The Wall Street Journal, which is owned by Rupert Murdoch, one of Donald Trump’s biggest supporters in the media, recently released one of the sharpest and most critical descriptions of a president facing a major crisis that has ever been seen in the American press.
According to senior officials in the administration who spoke to the Journal, when Trump found out that two American pilots were missing after their F-15E jet was shot down over Iran, he went into a state of intense agitation that lasted for several hours.
His outbursts were so disruptive and unhelpful that his own aides had to physically take him out of the situation room. Instead, they began briefing him at set intervals.

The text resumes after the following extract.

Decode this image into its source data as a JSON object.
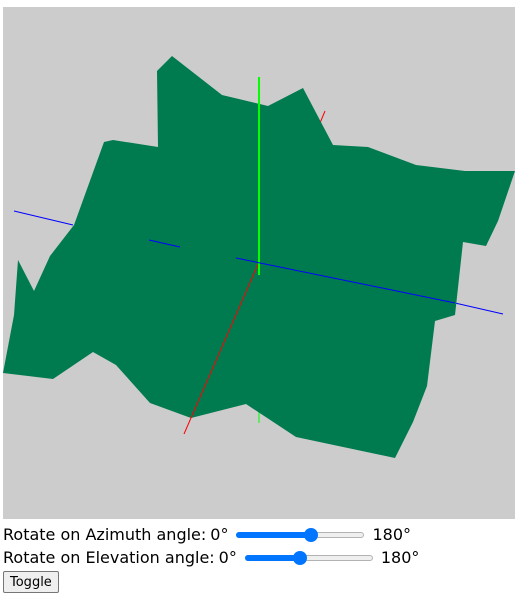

This is a shocking moment: the leader of the country was removed from his own war room by his own team.
While his team focused on rescuing the two missing pilots in a dangerous area, Trump was shouting in the nearly empty West Wing about fuel prices and European allies who weren’t supporting his military actions.
His main worry wasn’t the pilots’ safety but how this would impact his political future. Specifically, he was really worried about ending up like Jimmy Carter.
In March, Trump had said, “If you look at what happened with Jimmy Carter… with the helicopters and the hostages, it cost them the election,” adding, “What a mess.”
So, as two American pilots were missing in Iran, the president’s main concern was whether this would hurt his political standing — the same way he had ignored military advice when he decided to start the war in the first place.
One pilot was rescued by the end of the day.
The second crew member was taken out of danger two more days later. Hours after learning that the rescue had been successful, Trump celebrated Easter Sunday by posting a message on his social media platform that included profanity and demanded that Iranians “open the F—n’ Strait, you crazy b—–ds, or you’ll be living in Hell” — and added “Praise be to Allah. President DONALD J. TRUMP.”
When his advisers were worried, Trump said he was trying to appear “unstable and insulting” to push Iran into negotiations.
Then — in perhaps the most revealing moment of the whole story — he immediately asked, “How’s it playing?”
He threatened an entire civilization.
He signed it with a religious message on Easter Sunday to appeal to his own Christian supporters. And his first thought after that was about how it was playing with the public.
On Tuesday, he posted that “a whole civilization will die tonight.”
Then he backed down for the fourth time. Then he told reporters that Iran “had agreed to everything” and called it a “great victory.” Less than 12 hours later, an Iranian Revolutionary Guard ship attacked a tanker in the Strait of Hormuz.
White House Press Secretary Karoline Leavitt told the Journal that Trump “remained a steady leader our country needs” — of course, if you believe the country needs a leader who was kicked out of the briefing room by his own aides.
Fifty-one lawmakers have introduced a bill to use the 25th Amendment.
Marjorie Taylor Greene called Trump’s threats “evil and madness.” Alex Jones called it a war crime. Now, Rupert Murdoch’s own newspaper is publishing stories from senior officials describing a president who was in a long, emotional outburst, removed from crisis management by his own staff, asking “how’s it playing?” while American pilots were missing in Iran.